Let c(t)=x(t)i+y(t)j+z(t)k. Show that ||c(t)||=k where k is a constant if

[crystalh]

I don't understand what this question is asking or how to tackle it. Any help would be appreciated. Thank you.

Let c(t)=x(t)i+y(t)j+z(t)k. Show that ||c(t)||=k where k is a constant if and only if c(t) and c'(t) are orthogonal.

(Note: c, i, j, and k above are vectors).

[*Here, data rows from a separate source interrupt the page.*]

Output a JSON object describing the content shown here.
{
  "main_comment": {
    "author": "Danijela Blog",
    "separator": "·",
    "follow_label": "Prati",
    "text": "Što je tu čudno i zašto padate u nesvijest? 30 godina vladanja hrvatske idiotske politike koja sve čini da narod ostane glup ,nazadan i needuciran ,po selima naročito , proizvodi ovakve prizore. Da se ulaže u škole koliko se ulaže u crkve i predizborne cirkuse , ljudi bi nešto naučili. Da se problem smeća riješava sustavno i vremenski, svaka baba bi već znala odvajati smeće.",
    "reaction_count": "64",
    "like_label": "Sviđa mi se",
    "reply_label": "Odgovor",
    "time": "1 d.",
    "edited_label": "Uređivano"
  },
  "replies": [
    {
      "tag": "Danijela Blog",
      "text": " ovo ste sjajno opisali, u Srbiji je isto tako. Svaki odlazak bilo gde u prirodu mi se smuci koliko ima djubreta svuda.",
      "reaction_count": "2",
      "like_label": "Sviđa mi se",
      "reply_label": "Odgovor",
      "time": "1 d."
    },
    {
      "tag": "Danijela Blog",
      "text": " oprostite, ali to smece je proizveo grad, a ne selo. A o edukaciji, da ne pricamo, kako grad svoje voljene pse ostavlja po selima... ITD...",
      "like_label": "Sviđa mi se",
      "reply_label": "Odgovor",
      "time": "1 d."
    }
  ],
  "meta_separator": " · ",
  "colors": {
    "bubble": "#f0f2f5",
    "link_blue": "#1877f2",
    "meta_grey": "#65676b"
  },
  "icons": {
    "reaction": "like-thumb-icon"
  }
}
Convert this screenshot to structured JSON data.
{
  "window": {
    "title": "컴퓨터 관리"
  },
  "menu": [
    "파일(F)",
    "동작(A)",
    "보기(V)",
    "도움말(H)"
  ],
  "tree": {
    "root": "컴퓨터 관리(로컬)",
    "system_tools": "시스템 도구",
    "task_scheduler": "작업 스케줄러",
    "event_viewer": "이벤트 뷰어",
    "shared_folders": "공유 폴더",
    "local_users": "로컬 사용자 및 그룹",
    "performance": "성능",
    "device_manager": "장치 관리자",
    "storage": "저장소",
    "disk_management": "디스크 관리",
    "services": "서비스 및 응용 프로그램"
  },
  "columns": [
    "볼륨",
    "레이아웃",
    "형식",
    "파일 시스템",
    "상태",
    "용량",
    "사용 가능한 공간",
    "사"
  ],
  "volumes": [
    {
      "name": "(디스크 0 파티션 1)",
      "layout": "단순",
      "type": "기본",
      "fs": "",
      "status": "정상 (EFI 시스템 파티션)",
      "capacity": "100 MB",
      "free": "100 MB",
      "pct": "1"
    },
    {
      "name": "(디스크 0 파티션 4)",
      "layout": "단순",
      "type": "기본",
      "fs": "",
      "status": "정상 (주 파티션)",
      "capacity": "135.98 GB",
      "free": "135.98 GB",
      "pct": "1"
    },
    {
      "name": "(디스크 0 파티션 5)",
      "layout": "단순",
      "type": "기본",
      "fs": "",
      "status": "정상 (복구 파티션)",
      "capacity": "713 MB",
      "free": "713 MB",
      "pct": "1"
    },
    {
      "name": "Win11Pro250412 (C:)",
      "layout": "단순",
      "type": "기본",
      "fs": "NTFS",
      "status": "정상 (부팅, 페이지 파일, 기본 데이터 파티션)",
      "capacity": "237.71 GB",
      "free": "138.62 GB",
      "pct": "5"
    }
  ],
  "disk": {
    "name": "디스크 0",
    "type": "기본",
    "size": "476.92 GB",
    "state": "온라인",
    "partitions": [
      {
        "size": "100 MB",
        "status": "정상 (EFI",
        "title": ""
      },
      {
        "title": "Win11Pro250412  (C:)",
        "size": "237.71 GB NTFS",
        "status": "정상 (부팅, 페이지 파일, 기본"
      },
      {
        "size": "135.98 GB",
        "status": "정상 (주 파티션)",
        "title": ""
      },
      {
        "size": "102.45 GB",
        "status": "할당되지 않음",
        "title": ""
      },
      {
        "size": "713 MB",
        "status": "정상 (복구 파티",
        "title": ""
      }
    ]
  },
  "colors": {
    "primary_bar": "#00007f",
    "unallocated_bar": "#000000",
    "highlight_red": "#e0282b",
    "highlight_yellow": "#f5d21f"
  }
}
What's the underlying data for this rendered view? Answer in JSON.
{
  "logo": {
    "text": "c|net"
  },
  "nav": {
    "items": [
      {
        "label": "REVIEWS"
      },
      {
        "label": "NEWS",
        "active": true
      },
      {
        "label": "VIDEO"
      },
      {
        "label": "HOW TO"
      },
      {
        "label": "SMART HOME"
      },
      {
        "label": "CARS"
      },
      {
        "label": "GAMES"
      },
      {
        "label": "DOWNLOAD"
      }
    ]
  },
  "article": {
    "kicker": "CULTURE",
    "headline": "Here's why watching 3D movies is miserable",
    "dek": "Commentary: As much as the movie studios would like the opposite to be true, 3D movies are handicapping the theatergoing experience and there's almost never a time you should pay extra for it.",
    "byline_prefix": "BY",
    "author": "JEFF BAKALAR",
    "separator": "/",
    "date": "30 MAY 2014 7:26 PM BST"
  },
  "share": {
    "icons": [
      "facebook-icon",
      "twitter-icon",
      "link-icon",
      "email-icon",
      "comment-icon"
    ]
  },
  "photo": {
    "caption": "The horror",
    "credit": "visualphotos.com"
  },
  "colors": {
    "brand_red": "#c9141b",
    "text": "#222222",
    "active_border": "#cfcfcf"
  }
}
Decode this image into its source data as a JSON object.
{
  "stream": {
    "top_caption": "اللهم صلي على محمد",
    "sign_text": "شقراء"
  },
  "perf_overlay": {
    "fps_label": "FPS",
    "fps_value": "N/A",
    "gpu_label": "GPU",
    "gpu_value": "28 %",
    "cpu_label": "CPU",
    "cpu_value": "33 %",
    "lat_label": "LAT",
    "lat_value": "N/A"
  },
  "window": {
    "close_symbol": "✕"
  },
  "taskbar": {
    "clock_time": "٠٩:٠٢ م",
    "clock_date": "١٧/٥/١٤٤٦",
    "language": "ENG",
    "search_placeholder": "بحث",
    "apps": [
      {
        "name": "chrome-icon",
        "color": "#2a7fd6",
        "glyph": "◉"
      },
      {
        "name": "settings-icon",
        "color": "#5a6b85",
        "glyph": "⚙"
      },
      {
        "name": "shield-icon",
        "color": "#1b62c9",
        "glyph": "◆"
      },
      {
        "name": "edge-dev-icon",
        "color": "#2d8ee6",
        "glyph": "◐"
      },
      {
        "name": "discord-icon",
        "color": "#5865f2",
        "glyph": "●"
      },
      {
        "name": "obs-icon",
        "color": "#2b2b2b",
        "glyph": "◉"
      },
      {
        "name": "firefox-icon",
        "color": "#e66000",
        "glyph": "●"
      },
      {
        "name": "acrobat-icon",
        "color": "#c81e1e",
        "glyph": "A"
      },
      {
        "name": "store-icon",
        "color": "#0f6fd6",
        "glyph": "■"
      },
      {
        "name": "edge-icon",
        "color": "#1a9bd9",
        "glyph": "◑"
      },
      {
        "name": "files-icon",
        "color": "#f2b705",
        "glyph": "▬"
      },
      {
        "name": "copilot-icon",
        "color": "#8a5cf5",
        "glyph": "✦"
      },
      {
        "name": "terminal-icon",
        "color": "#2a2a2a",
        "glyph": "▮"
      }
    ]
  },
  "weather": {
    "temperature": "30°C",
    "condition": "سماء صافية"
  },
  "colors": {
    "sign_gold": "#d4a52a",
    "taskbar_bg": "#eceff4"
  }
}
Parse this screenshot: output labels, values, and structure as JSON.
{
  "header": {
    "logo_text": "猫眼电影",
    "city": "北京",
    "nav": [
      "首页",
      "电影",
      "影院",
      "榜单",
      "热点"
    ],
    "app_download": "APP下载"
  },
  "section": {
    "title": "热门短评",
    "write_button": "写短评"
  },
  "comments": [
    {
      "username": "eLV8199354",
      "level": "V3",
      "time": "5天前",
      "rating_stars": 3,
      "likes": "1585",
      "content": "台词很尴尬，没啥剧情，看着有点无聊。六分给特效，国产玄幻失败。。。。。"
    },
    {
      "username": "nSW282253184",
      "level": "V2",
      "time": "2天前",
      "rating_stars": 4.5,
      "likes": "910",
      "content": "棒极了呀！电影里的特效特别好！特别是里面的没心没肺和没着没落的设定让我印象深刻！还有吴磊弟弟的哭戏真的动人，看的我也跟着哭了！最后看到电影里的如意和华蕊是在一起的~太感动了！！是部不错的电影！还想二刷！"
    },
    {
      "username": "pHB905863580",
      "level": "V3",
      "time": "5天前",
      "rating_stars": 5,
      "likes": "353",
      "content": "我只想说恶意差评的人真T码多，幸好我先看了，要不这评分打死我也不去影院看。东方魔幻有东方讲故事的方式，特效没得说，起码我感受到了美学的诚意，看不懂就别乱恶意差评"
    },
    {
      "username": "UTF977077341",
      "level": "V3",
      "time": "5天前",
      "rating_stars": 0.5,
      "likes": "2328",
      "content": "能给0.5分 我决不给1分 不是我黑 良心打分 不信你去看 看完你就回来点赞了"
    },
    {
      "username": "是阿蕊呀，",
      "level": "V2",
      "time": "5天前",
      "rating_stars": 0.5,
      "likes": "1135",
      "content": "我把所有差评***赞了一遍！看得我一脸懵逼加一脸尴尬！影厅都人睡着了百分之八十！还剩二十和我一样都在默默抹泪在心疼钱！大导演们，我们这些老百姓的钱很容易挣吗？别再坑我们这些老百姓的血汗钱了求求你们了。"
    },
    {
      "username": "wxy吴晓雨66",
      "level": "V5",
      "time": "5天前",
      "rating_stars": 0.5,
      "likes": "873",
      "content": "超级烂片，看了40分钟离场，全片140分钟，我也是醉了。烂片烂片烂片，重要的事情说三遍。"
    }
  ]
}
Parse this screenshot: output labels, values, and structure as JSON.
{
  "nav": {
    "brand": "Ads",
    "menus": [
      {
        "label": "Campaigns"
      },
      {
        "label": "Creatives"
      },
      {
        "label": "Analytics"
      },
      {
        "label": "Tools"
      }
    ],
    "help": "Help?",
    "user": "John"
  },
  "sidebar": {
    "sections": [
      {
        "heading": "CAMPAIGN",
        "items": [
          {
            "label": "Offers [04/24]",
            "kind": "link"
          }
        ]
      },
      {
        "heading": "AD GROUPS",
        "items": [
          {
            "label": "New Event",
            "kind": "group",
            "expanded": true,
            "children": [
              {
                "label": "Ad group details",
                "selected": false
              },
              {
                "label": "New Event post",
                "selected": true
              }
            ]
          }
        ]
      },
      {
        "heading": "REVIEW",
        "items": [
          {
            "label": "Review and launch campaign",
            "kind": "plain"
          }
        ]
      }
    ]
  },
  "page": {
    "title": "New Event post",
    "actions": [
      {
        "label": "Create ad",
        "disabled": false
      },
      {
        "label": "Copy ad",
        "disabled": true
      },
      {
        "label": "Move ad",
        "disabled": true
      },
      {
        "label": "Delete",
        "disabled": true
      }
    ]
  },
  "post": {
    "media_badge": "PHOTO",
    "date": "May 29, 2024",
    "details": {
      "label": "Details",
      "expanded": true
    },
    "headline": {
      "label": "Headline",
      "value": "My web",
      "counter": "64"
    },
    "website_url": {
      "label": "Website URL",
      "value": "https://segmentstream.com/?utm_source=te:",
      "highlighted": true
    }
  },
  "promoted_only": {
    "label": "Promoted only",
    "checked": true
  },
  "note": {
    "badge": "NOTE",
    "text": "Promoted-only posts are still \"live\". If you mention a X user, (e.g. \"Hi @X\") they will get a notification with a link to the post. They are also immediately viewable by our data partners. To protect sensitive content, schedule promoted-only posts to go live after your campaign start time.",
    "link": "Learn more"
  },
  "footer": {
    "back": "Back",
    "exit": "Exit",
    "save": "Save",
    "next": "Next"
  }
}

[Hint: use ||c(t)||^2 = c(t) * c(t)]

 

[lineintegral1]

I think this question has been asked like a dozen times in the past two months. I'm surprised you didn't find it doing a quick google (if you did that). My hint for you is to consider the derivative of $||c(t)||^2$. How do you determine the derivative of a dot product? And how do dot products relate to orthogonal vectors?

 

[crystalh]

I did google it and didn't find anything, who knows.
Anyhow, I was able to get a bit more help on this question, but your suggestions were actually the most helpful to me in getting the point of it. Two vectors are orthogonal if and only if their dot product is zero. I think I get it now. Thanks for your help.

 

[Mark44]

I don't understand what this question is asking or how to tackle it. Any help would be appreciated. Thank you.

Let c(t)=x(t)i+y(t)j+z(t)k. Show that ||c(t)||=k where k is a constant if and only if c(t) and c'(t) are orthogonal.

(Note: c, i, j, and k above are vectors).

It looks like you are using k for two different things. In the first use of k, it's a unit vector. In the second use, it seems to be a scalar.

[Hint: use ||c(t)||^2 = c(t) * c(t)]